Mara Aspinall is CEO of On-Q-ity, a company working on new diagnostic tests that have the potential to identify rare cancer cells circulating in the bloodstream, long before they are prevalent enough to be picked up as tumors on MRI and CT scans.

Aspinall said the Medicare fee schedule is a problem for her new technology. “In the laboratory, the more steps your process has, the more you’re paid,” she said. “This was a useful construct some time ago, but it has not kept pace with technology. We now can have one really big step to replace 10 small ones.

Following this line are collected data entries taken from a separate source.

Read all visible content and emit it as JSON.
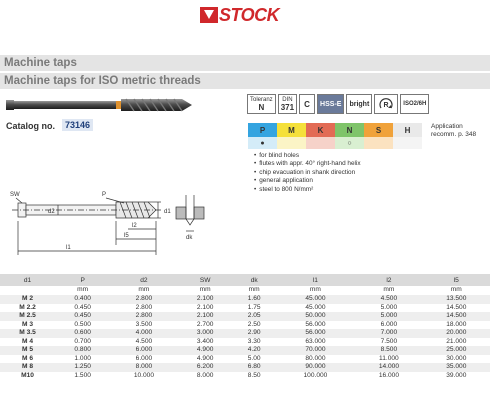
{
  "brand": {
    "name": "STOCK",
    "color": "#d0282b"
  },
  "bands": {
    "title1": "Machine taps",
    "title2": "Machine taps for ISO metric threads"
  },
  "catalog": {
    "label": "Catalog no.",
    "value": "73146"
  },
  "standards": {
    "tolerance": {
      "top": "Toleranz",
      "main": "N"
    },
    "din": {
      "top": "DIN",
      "main": "371"
    },
    "c": "C",
    "hss": "HSS-E",
    "finish": "bright",
    "rotation": "R",
    "iso": "ISO2/6H"
  },
  "materials": {
    "heads": [
      "P",
      "M",
      "K",
      "N",
      "S",
      "H"
    ],
    "colors": [
      "#34a4e0",
      "#f5e03a",
      "#e26b55",
      "#7fc46a",
      "#f0a23a",
      "#b8b8b8"
    ],
    "symbols": [
      "●",
      "",
      "",
      "○",
      "",
      ""
    ],
    "note": "Application recomm. p. 348"
  },
  "features": [
    "for blind holes",
    "flutes with appr. 40° right-hand helix",
    "chip evacuation in shank direction",
    "general application",
    "steel to 800 N/mm²"
  ],
  "drawing_labels": {
    "sw": "SW",
    "p": "P",
    "d2": "d2",
    "d1": "d1",
    "l2": "l2",
    "l5": "l5",
    "l1": "l1",
    "dk": "dk"
  },
  "table": {
    "headers": [
      "d1",
      "P",
      "d2",
      "SW",
      "dk",
      "l1",
      "l2",
      "l5"
    ],
    "units": [
      "",
      "mm",
      "mm",
      "mm",
      "mm",
      "mm",
      "mm",
      "mm"
    ],
    "rows": [
      [
        "M 2",
        "0.400",
        "2.800",
        "2.100",
        "1.60",
        "45.000",
        "4.500",
        "13.500"
      ],
      [
        "M 2.2",
        "0.450",
        "2.800",
        "2.100",
        "1.75",
        "45.000",
        "5.000",
        "14.500"
      ],
      [
        "M 2.5",
        "0.450",
        "2.800",
        "2.100",
        "2.05",
        "50.000",
        "5.000",
        "14.500"
      ],
      [
        "M 3",
        "0.500",
        "3.500",
        "2.700",
        "2.50",
        "56.000",
        "6.000",
        "18.000"
      ],
      [
        "M 3.5",
        "0.600",
        "4.000",
        "3.000",
        "2.90",
        "56.000",
        "7.000",
        "20.000"
      ],
      [
        "M 4",
        "0.700",
        "4.500",
        "3.400",
        "3.30",
        "63.000",
        "7.500",
        "21.000"
      ],
      [
        "M 5",
        "0.800",
        "6.000",
        "4.900",
        "4.20",
        "70.000",
        "8.500",
        "25.000"
      ],
      [
        "M 6",
        "1.000",
        "6.000",
        "4.900",
        "5.00",
        "80.000",
        "11.000",
        "30.000"
      ],
      [
        "M 8",
        "1.250",
        "8.000",
        "6.200",
        "6.80",
        "90.000",
        "14.000",
        "35.000"
      ],
      [
        "M10",
        "1.500",
        "10.000",
        "8.000",
        "8.50",
        "100.000",
        "16.000",
        "39.000"
      ]
    ]
  }
}
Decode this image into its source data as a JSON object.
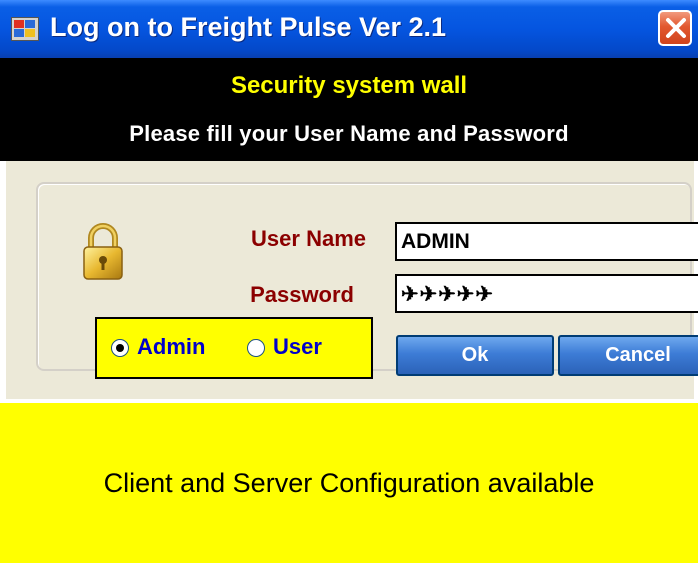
{
  "window": {
    "title": "Log on to Freight Pulse Ver 2.1",
    "app_icon": "app-window-icon",
    "close_icon": "close-icon"
  },
  "header": {
    "title": "Security system wall",
    "subtitle": "Please fill your User Name and Password"
  },
  "form": {
    "lock_icon": "padlock-icon",
    "username_label": "User Name",
    "username_value": "ADMIN",
    "password_label": "Password",
    "password_value": "✈✈✈✈✈",
    "role_options": [
      {
        "label": "Admin",
        "selected": true
      },
      {
        "label": "User",
        "selected": false
      }
    ],
    "ok_label": "Ok",
    "cancel_label": "Cancel"
  },
  "footer": {
    "text": "Client and Server Configuration available"
  },
  "colors": {
    "header_bg": "#000000",
    "header_title": "#ffff00",
    "label_color": "#8b0000",
    "radio_label": "#0000cc",
    "footer_bg": "#ffff00"
  }
}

It’s an incredible disincentive.”

While Aspinall argued that better diagnostic tests could bring more clarity and potential cost savings to prostate cancer treatment, she emphasized that tests can’t replace the doctor-patient dialogue.

“It is essential that the decision on how to proceed — even in the era of diagnostics — needs to continue to be an educated discussion between the physician and the patient,” said Aspinall. “We want to bring more information to the equation.”

Wyden will no doubt be helpful in bringing more information to the equation as he recovers from his disease. He started working on public health issues as a young lawyer when he founded a legal aid society for the elderly and Oregon’s first chapter of the Gray Panthers. During health care reform, he was the architect of the Healthy Americans Act, which would have radically changed health care from the employer-based system, and now he is co-sponsoring a bill that encourages states to innovate on reform implementation.

“If anything is taken away from my experience, I hope it is the importance of getting routine physicals,” Wyden said as he was disclosing his disease last week. “One in six men will be diagnosed with prostate cancer during their lifetimes. Early detection is critical to catching this disease when treatment is most effective.”